Появление женщины как-то сразу изменило картину жизни в Причине, точно ворвавшийся в комнату луч света. Не говоря уже о Кривополове и Дружкове, которые забыли даже о разведке из-за Марфы Ивановны, все остальные обыватели почувствовали, что случилось что-то такое, что прекратило разом прежнее пьяное безобразие. Вместо составления протокола и прочих громов, долженствовавших обрушиться на отпетую башку Чеснокова, Собакин и Агашков беседовали в квартире Кривополова самым благочестивым образом. Особенно хорош был Глеб Клементьевич, точно просиявший всем своим старческим благообразием; присутствие свежей молоденькой женщины наполнило его до самых краев самыми благочестивыми и душеполезными помыслами, которыми он спешил поделиться с Марфой Ивановной. Эти медоточивые речи заставили расчувствоваться даже такого бесповоротно испорченного грешника, как старый Дружков, безобразничавший напропалую по всем градам и весям.

— Подлецы мы все… это ты правильно, Глеб Клементич! — решил Дружков, чувствуя себя совсем «на точке». — Уж какая наша приисковая жизнь… Ох-хо-хо!.. Марфа Ивановна, искушали бы с нами хоть хереску или мадерцы… а?..

Этот непростительный переход от раскаяния к мадерце шокировал всех, и Кривополов тихонько дернул Дружкова за рукав, так что сыромятный старик неловко замолчал на полуслове.

Пока мы пили чай, который разливала Марфа Ивановна, под окнами нашей избы несколько раз мелькали усатые, забубенные головы «отставных» и «бывших», вернувшихся с разведки в Причину неизвестно зачем. И этих людей, выкинутых за борт жизнью, тоже интересовало таинственное появление в глуши причинских лесов таинственной женщины. Прохаживаясь под окнами квартиры Кривополова, они, вероятно, припоминали свои лучшие дни, когда и им улыбались красивые и молодые женщины.

Не дождавшись, когда кончится затянувшаяся беседа, я вернулся на квартиру, в избу Спирьки, один. После бессонной тревожной ночи долил мертвый сон. Но в Спирькиной избе мне не удалось отдохнуть, потому что там стоял дым коромыслом — очевидно, там «руководствовали» вернувшиеся с работы «вожи» и проводники: по крайней мере можно было отлично различить голоса самого Спирьки, долгоносого Парфена, Силантия и других. Я пробрался прямо в сарай, выбрал уголок с остатками сена и трухи и, завернувшись в плед, заснул крепким сном, каким спится только после долгого шатания по лесу.

Когда я проснулся, день уже был на исходе. Солнце висело под самым горизонтом, и красноватые лучи заката врывались сквозь щели дырявой крыши пыльными полосами.
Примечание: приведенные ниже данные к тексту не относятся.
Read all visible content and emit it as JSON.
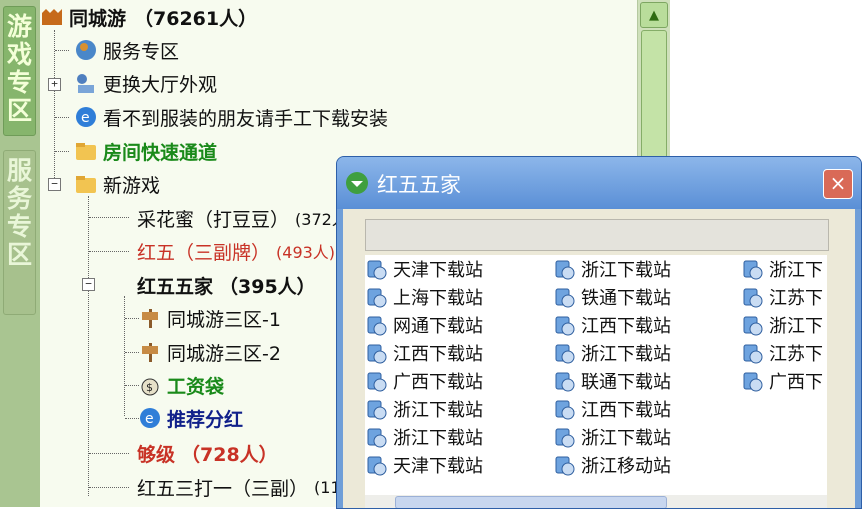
{
  "side_tabs": {
    "games": [
      "游",
      "戏",
      "专",
      "区"
    ],
    "service": [
      "服",
      "务",
      "专",
      "区"
    ]
  },
  "tree": {
    "root": {
      "name": "同城游",
      "count": "（76261人）"
    },
    "items": [
      {
        "label": "服务专区"
      },
      {
        "label": "更换大厅外观"
      },
      {
        "label": "看不到服装的朋友请手工下载安装"
      },
      {
        "label": "房间快速通道"
      },
      {
        "label": "新游戏"
      },
      {
        "label": "采花蜜（打豆豆）",
        "count": "(372人"
      },
      {
        "label": "红五（三副牌）",
        "count": "(493人)"
      },
      {
        "label": "红五五家",
        "count": "（395人）"
      },
      {
        "label": "同城游三区-1"
      },
      {
        "label": "同城游三区-2"
      },
      {
        "label": "工资袋"
      },
      {
        "label": "推荐分红"
      },
      {
        "label": "够级",
        "count": "（728人）"
      },
      {
        "label": "红五三打一（三副）",
        "count": "(11"
      }
    ],
    "colors": {
      "highlight_green": "#1a8a1a",
      "highlight_red": "#c83226",
      "highlight_blue": "#10208a"
    }
  },
  "dialog": {
    "title": "红五五家",
    "close_label": "×",
    "servers": [
      [
        "天津下载站",
        "上海下载站",
        "网通下载站",
        "江西下载站",
        "广西下载站",
        "浙江下载站",
        "浙江下载站",
        "天津下载站"
      ],
      [
        "浙江下载站",
        "铁通下载站",
        "江西下载站",
        "浙江下载站",
        "联通下载站",
        "江西下载站",
        "浙江下载站",
        "浙江移动站"
      ],
      [
        "浙江下",
        "江苏下",
        "浙江下",
        "江苏下",
        "广西下"
      ]
    ]
  }
}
Свежесть весеннего вечера давала себя чувствовать, но после долгого, крепкого сна не хотелось шевельнуть пальцем, а так лежал бы без конца с открытыми глазами и думал без конца пеструю полосу плывших в голове мыслей. Это чисто созерцательное настроение испытывается только в полном одиночестве, когда знаешь, что никто тебя не потревожит, и наслаждаешься даже этим сознанием. Лежа на сене, я долго наблюдал игру света и тени на покосившейся стене сарая, по стрехам и прогнившим драницам, точно солнечные лучи делали самую тщательную ревизию недвижимой собственности Спирьки.

— Ладно она их приклеила… — слышался голос Гаврилы Ивановича. — Диво бы еще Кривополов или Дружков, а то и Глеб Клементич туда же… Да и наш-то хорош тоже, нечего сказать. Хотели суды судить с тем, с дьяволом, а заместо того цельный день проклажаются, и полицейские там же прилипли.
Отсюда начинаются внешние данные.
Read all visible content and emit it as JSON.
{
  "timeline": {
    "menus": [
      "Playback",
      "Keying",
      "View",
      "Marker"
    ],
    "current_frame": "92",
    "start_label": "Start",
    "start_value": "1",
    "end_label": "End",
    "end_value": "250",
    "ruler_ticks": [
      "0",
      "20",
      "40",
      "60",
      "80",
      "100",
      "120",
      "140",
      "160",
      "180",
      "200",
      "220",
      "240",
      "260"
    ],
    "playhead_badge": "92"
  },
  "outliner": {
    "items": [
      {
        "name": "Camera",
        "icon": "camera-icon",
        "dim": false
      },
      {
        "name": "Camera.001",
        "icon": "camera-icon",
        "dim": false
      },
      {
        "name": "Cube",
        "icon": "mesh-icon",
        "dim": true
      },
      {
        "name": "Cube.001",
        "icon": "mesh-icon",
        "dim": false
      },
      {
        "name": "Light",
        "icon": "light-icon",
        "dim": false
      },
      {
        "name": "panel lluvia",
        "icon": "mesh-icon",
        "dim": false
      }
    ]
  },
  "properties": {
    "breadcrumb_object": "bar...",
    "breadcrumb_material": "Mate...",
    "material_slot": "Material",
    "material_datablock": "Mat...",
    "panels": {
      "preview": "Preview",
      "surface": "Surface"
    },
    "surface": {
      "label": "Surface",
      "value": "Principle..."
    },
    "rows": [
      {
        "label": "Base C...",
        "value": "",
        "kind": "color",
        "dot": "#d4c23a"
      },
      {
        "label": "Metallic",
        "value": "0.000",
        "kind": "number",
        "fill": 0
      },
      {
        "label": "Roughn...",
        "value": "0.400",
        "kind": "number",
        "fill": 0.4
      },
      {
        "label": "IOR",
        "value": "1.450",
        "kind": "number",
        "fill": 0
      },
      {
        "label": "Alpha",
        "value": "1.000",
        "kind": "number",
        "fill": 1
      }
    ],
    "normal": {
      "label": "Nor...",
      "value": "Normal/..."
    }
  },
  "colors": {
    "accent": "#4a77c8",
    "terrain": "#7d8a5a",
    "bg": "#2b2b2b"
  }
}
— А Глеба-то Клементича видел? — сдержанным полушепотом спрашивал другой, незнакомый голос с легкой хрипотой. — Глазки-то так и бегают, как по маслу, а сам все насчет души… прокуратит старичонка, уж это верно. Уж такой он охотник до гладких баб, такой охотник… Очень даже я его знаю: ни одной не пропустит.